A set of groups is stable if the difference between Black and White making the next move near to it has a small value.
The book Joseki Volume 2 Strategy by Robert Jasiek defines on p. 94 carefully in detail:
"A set of nearby groups is stable if all these properties apply:
- Each group is alive unless it is a proto-group or a sacrifice.
- At the boundaries of the live or unsettled black and white stones, neither player has any local play that is currently sente and does not just waste aji or that would make a huge difference compared to the opponent playing there first. Similarly putting helping stones in front of a wall in sente is impossible.
- The stones of each live group are connected.
- None of the live groups can take another major development direction.
- Both players have either no or about equal options."
Robert Jasiek explains on p. 88 of Fighting Fundamentals that many kyu players are not well aware of the concept of stability and states this principle:
Important groups should maintain stability.
Since important groups also need life, one can even say that they should maintain both life and stability.

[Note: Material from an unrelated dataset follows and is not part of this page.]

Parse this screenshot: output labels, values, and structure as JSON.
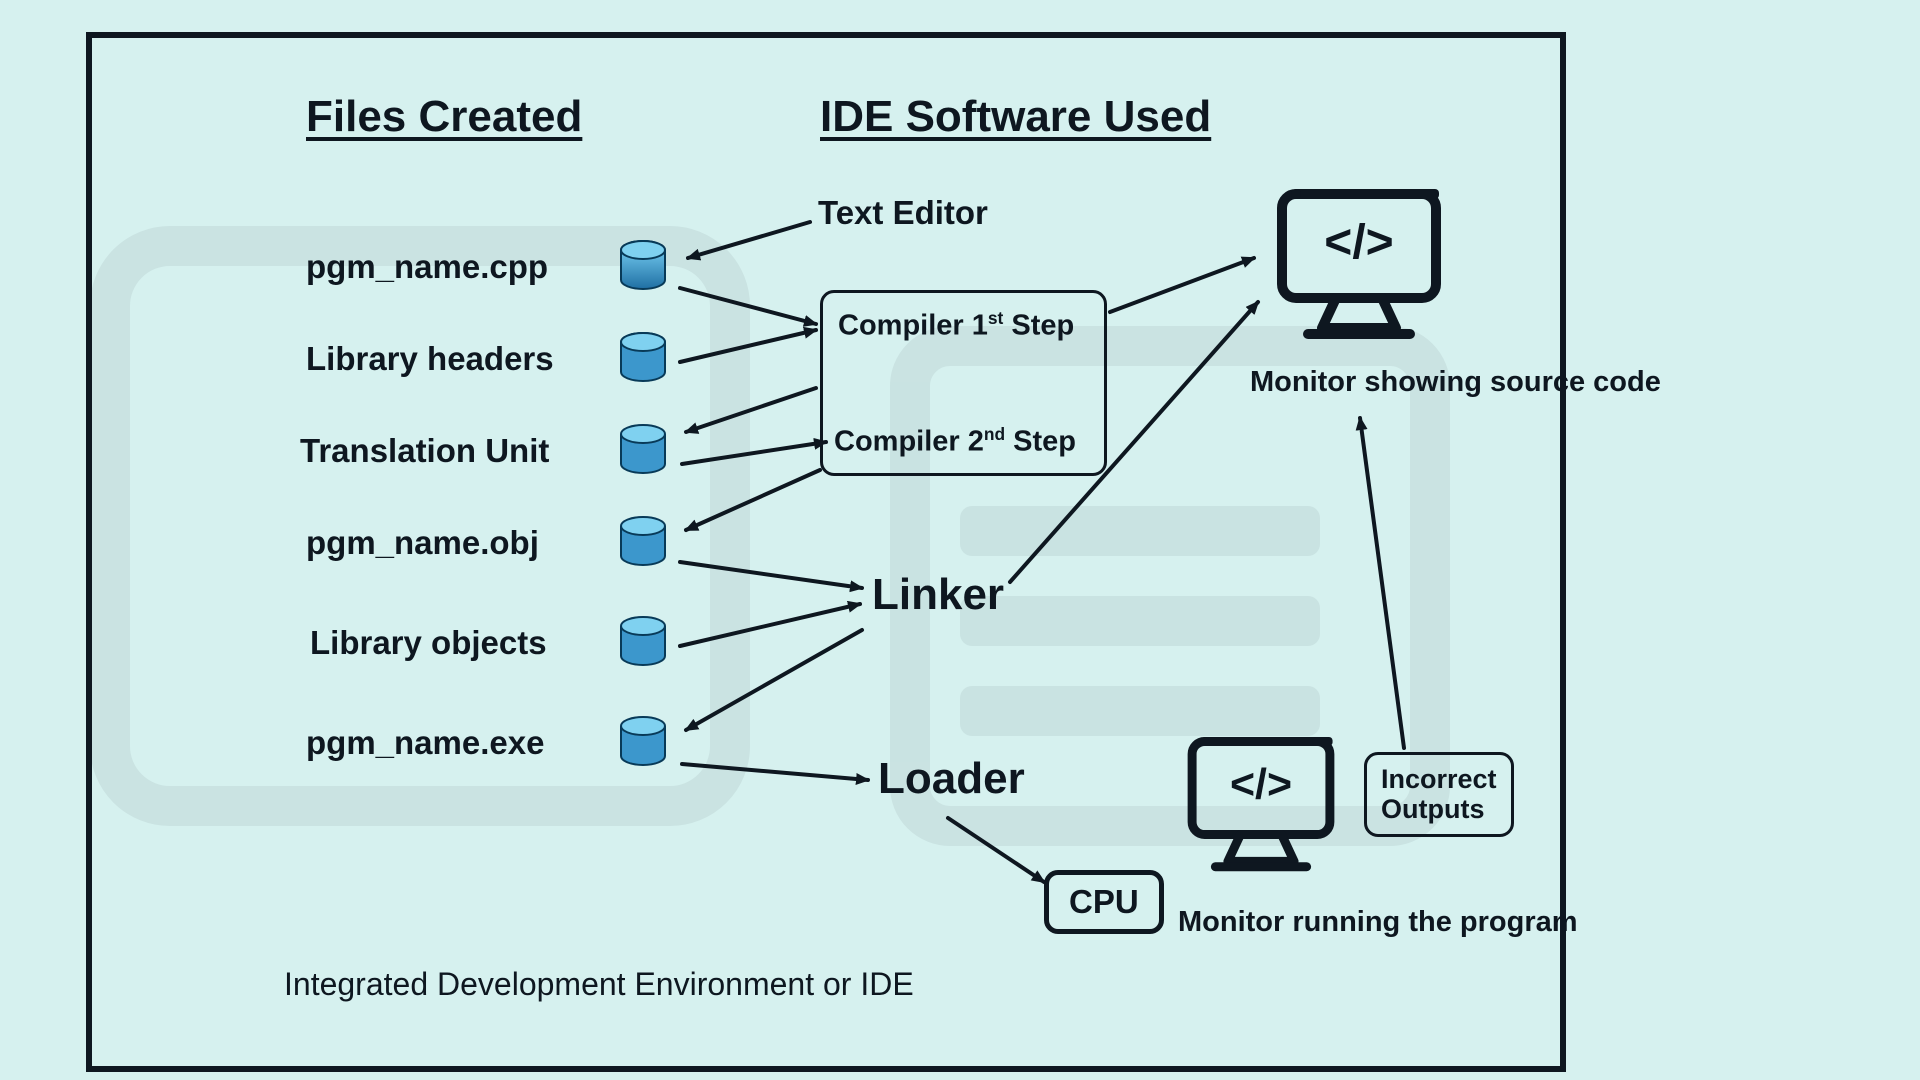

Strong dan players apply this principle consistently, unless they want to sacrifice life or stability of a group for advantages elsewhere.
"Stable eye" is a different term with a similar name (Definition from Capturing Races 1, p. 31 by Robert Jasiek):
"An eye is stable if, supposing the player surrounding the eye and his opponent play only within the eye's region, the player moving first cannot necessarily permanently partition it into at least two regions."